It can do both In recent papers the Bulldozer designers call those ops "Cops" (complex ops, equivalent of a ALU/FP micro-op + a mem op [load/store/load+store]).
Decode: 4 Cops/cycle/module or up to 5 in case of branch fusion (IIRC branch op has to be in last place then)
Issue: 2 ALU ops + 2 AGLU ops per cycle per core plus 4 FP/SIMD ops per cycle per module in the FPU (belonging to both threads)
Bulldozers decode unit extracts and
decodes up to four x86 instructions per
cycle from raw instruction bytes. The decode
pipeline converts x86 instructions into Cops
that can directly execute on the functional
units.
The scheduler picks and
schedules four Cops per cycle to the execution
units out of order.
on FPU:
AMD designed the Bulldozer FPU to
deliver industry-leading performance on
HPC, multimedia, and gaming applications.
The primary means of achieving such
performance is a four-wide, two-way, multithreaded,
fully out-of-order FPU, combined
with two 128-bit FMAC units supported by
a 128-bit high-bandwidth load/store subsystem.

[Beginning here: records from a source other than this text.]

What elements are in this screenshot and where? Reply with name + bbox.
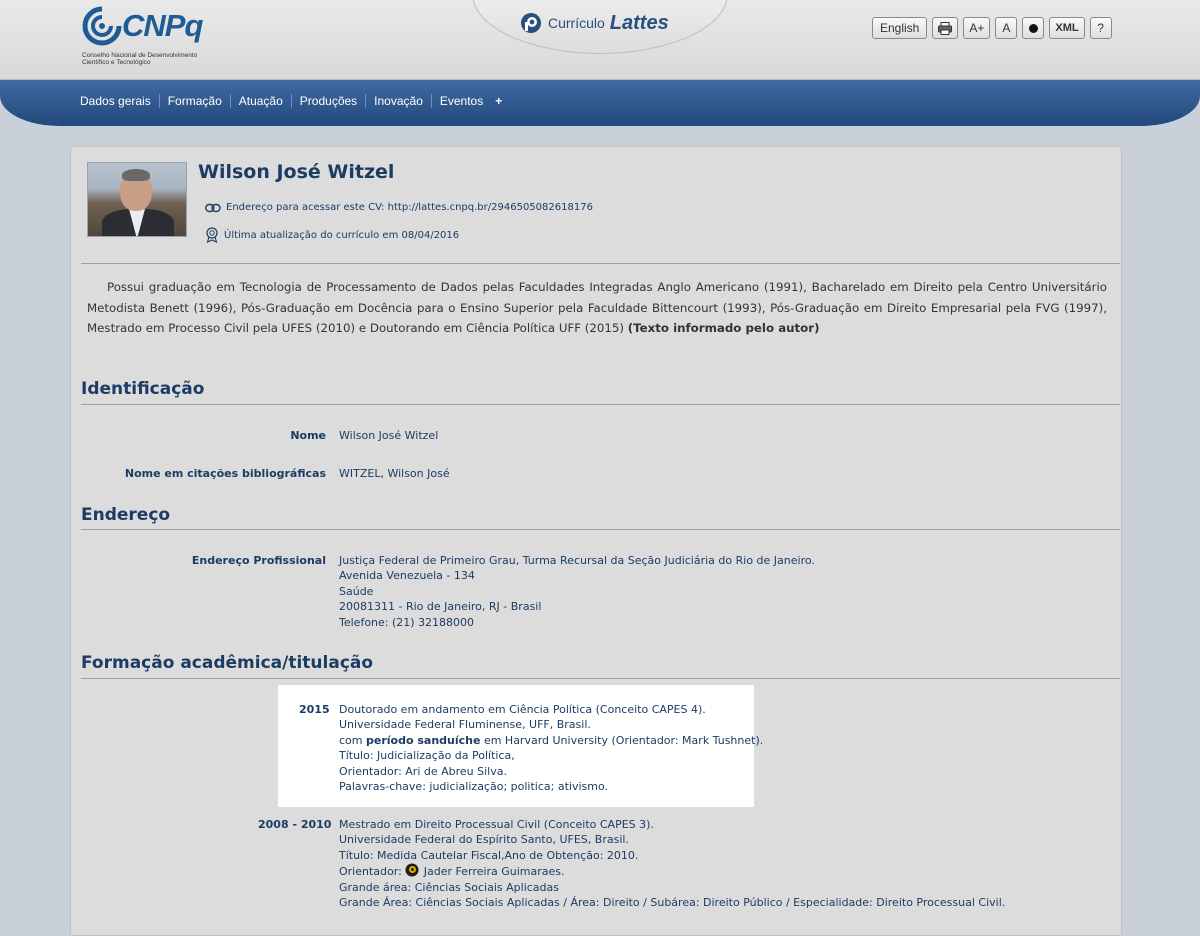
resumo-note: (Texto informado pelo autor) xyxy=(627,321,820,336)
formacao-line: Orientador: Jader Ferreira Guimaraes. xyxy=(339,863,1005,879)
main-nav: Dados gerais Formação Atuação Produções … xyxy=(80,94,506,108)
nav-inovacao[interactable]: Inovação xyxy=(366,94,432,108)
formacao-line: com período sanduíche em Harvard Univers… xyxy=(339,733,763,748)
cv-url-text[interactable]: Endereço para acessar este CV: http://la… xyxy=(226,202,593,213)
citacao-value: WITZEL, Wilson José xyxy=(339,467,450,480)
curriculo-lattes-title[interactable]: Currículo Lattes xyxy=(520,8,669,38)
citacao-label: Nome em citações bibliográficas xyxy=(124,467,326,480)
app-title-curriculo: Currículo xyxy=(548,15,605,31)
nav-atuacao[interactable]: Atuação xyxy=(231,94,292,108)
cnpq-logo-icon xyxy=(82,6,122,46)
section-endereco: Endereço xyxy=(81,505,171,525)
cnpq-logo-text: CNPq xyxy=(122,8,203,43)
last-update-line: Última atualização do currículo em 08/04… xyxy=(205,227,459,243)
formacao-line: Palavras-chave: judicialização; politica… xyxy=(339,780,608,794)
nav-formacao[interactable]: Formação xyxy=(160,94,231,108)
printer-icon xyxy=(938,21,953,35)
cv-content-card: Wilson José Witzel Endereço para acessar… xyxy=(70,146,1122,936)
resumo-text: Possui graduação em Tecnologia de Proces… xyxy=(87,277,1107,339)
divider xyxy=(81,529,1120,530)
endereco-profissional-value: Justiça Federal de Primeiro Grau, Turma … xyxy=(339,553,815,630)
cnpq-logo-subtitle: Conselho Nacional de Desenvolvimento Cie… xyxy=(82,52,222,66)
sanduiche-post: em Harvard University (Orientador: Mark … xyxy=(483,733,764,747)
resumo-body: Possui graduação em Tecnologia de Proces… xyxy=(87,280,1107,336)
divider xyxy=(81,263,1120,264)
sanduiche-bold: período sanduíche xyxy=(366,733,481,747)
last-update-text: Última atualização do currículo em 08/04… xyxy=(224,229,460,241)
english-language-button[interactable]: English xyxy=(872,17,928,39)
endereco-line: Saúde xyxy=(339,584,374,598)
section-identificacao: Identificação xyxy=(81,379,205,399)
toolbar: English A+ A XML ? xyxy=(872,17,1112,39)
link-icon xyxy=(205,203,221,212)
section-formacao: Formação acadêmica/titulação xyxy=(81,653,374,673)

Source: Michael Butler, Leslie Barnes, Debjit Das Sarma, Bob Gelinas, "Bulldozer: An Approach to Multithreaded Compute Performance," IEEE Micro, pp. 6-15, March/April, 2011
Here are some links related to Chuck Moore's comments on Financial Analyst Day 2010, where he mentioned the 4 "instructions" per cycle issue per core and as also the same bandwidth of decode:
http://citavia.blog.de/2010/04/22/pr...143/#c12914412
David Kanter's article on BD gives more details if the software optimization manual is too cryptic.